Acute Toxicity Study
The acute toxicity profile of Ca.Cr showed no signs of mortality even at the dose of 10g/kg.
Aminoglycosides are commonly used in the treatment of severe bacterial infections caused by gram-negative bacteria. However, their clinical use is often related to the induction of renal toxicity. Gentamicin-induced acute renal failure is clinically characterized by an increase in serum creatinine and urea nitrogen levels, decrease in GFR, and urine osmolality . In our present study, nephrotoxicity was induced in Wistar albino rats by using high dose of gentamicin (100 mg/kg; i.p for 7 days). This dose is considered nephrotoxic as discussed in other studies . The nephrotoxicity was evident as the intoxicated group showed significant increase in renal biomarkers such as creatinine, urea and BUN as compared to the normal control. In renal toxicity, the inflammation of kidney tubules causes decrease in GFR leading to an increase in levels of metabolic waste products such as creatinine, urea and BUN . The kidney weight of intoxicated group was also increased. The histological studies showed severe damage of kidney tubules in the intoxicated group as compared to control. The treatments groups administered with different doses of Ca.Cr showed protective effects against renal toxicity by showing decrease in serum creatinine, urea and BUN levels by improving the GFR as compared to the intoxicated group. These protective effects were also evident through the histological studies as damage of tubular epithelium was less noticable in treatment groups as compared to intoxicated group. Seeds of Cassia absus contain secondary metabolites including alkaloids, glycosides, saponins, ??avonoids, tannins, and terpenoids. Steroids and cardiac glycosides were also detected. . Seeds have also been reported to contain amino acids, gums, resins . Seed oil is considered as a rich source of 9-Ketooctadec-cis-15-enoic acid and Palmitic acid is present in excess, as compared to other saturated fatty acids whereas, Stearic acid is present in lesser quantity . The crude extract of Cassia absus (Ca.Cr) possess phytochemical constituents that have strong antioxidant potential as their activity is evident through their action in preventing the renal inflammatory cascades and providing a protective effect against gentamicin-induced renal toxicity.

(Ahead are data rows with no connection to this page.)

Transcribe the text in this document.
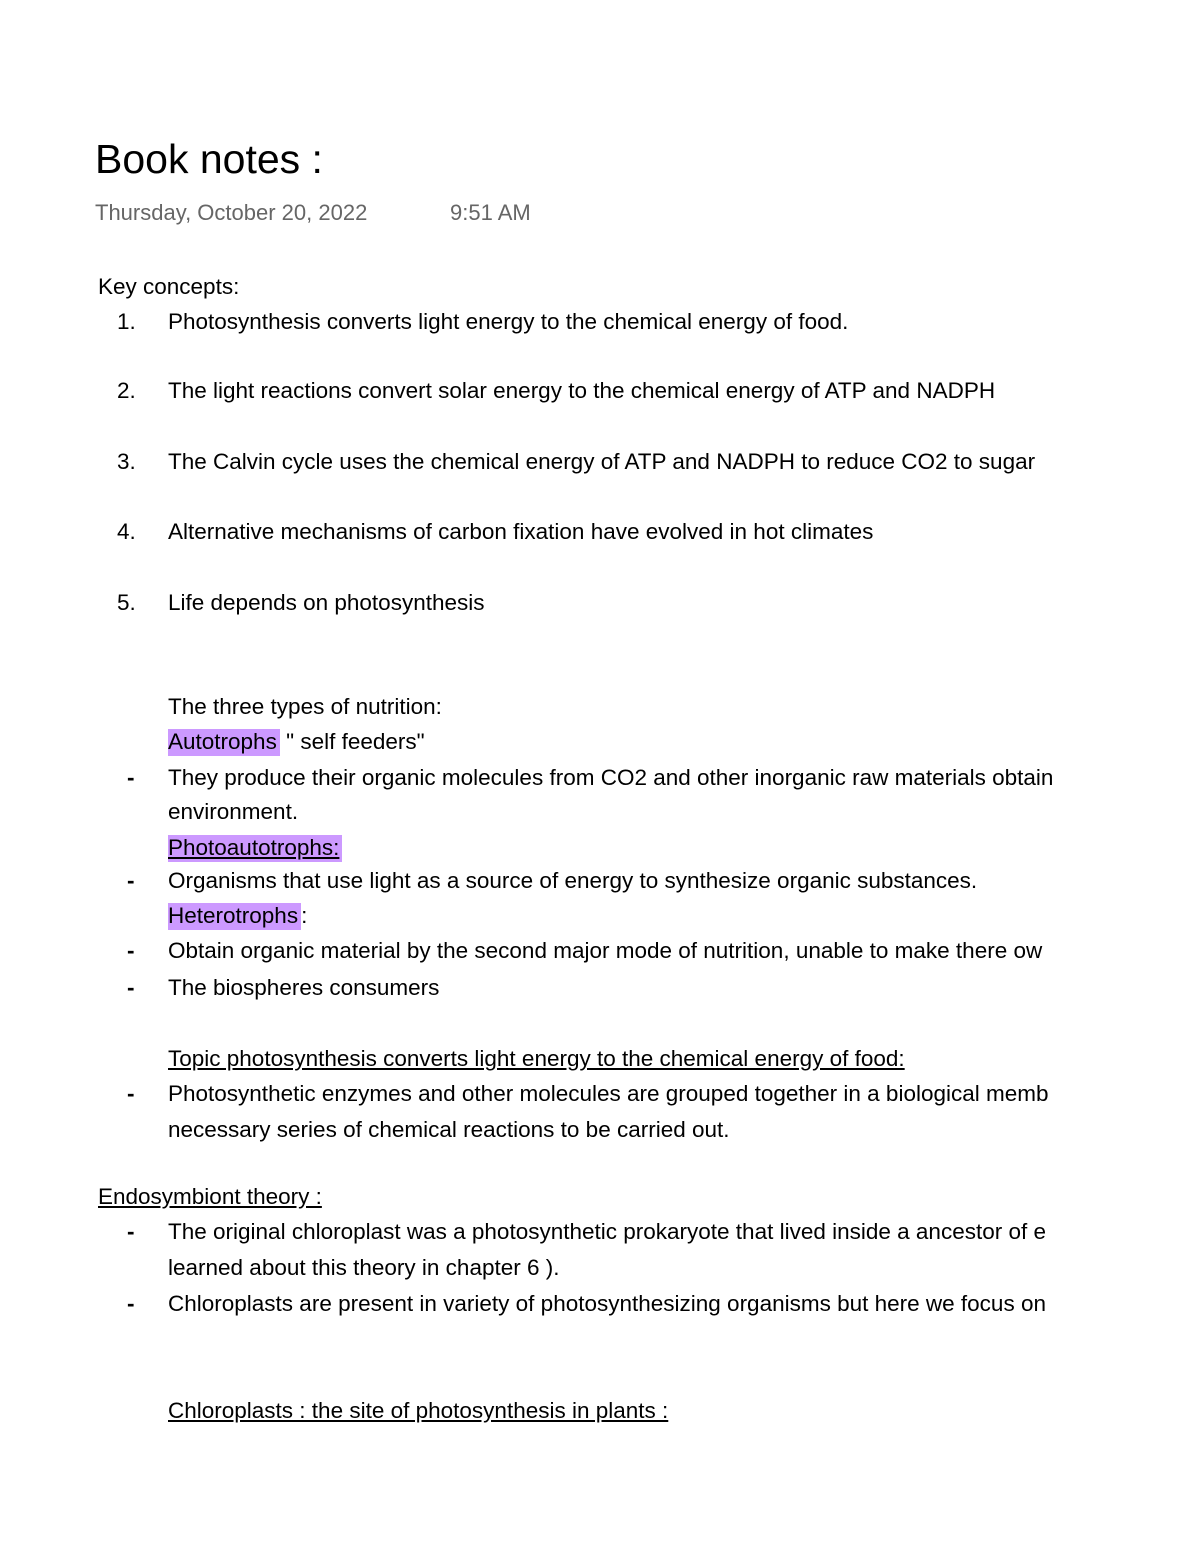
Book notes :
Thursday, October 20, 2022	9:51 AM
Key concepts:
1. Photosynthesis converts light energy to the chemical energy of food.
2. The light reactions convert solar energy to the chemical energy of ATP and NADPH
3. The Calvin cycle uses the chemical energy of ATP and NADPH to reduce CO2 to sugar
4. Alternative mechanisms of carbon fixation have evolved in hot climates
5. Life depends on photosynthesis
The three types of nutrition:
Autotrophs " self feeders"
- They produce their organic molecules from CO2 and other inorganic raw materials obtain
environment.
Photoautotrophs:
- Organisms that use light as a source of energy to synthesize organic substances.
Heterotrophs :
- Obtain organic material by the second major mode of nutrition, unable to make there ow
- The biospheres consumers
Topic photosynthesis converts light energy to the chemical energy of food:
- Photosynthetic enzymes and other molecules are grouped together in a biological memb
necessary series of chemical reactions to be carried out.
Endosymbiont theory :
- The original chloroplast was a photosynthetic prokaryote that lived inside a ancestor of e
learned about this theory in chapter 6 ).
- Chloroplasts are present in variety of photosynthesizing organisms but here we focus on
Chloroplasts : the site of photosynthesis in plants :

The study provides a scientific evidence of nephroprotective potential of the crude extract of Cassia absus in gentamicin-induced renal toxicity model as Ca.Cr showed improvement in serum creatinine, urea and BUN levels dose-dependently. The findings also conclude that Ca.Cr has potential to prevent kidney injury and damage of kidney tubules due to the presence of strong anti-inflammatory agents such as flavonoids and phenols. However, further studies are required to explore the exact underlying mechanism.
Declaration of Competing Interest
The authors confirm that there are no conflicts of interest.
No funding support was provided by any funding agency.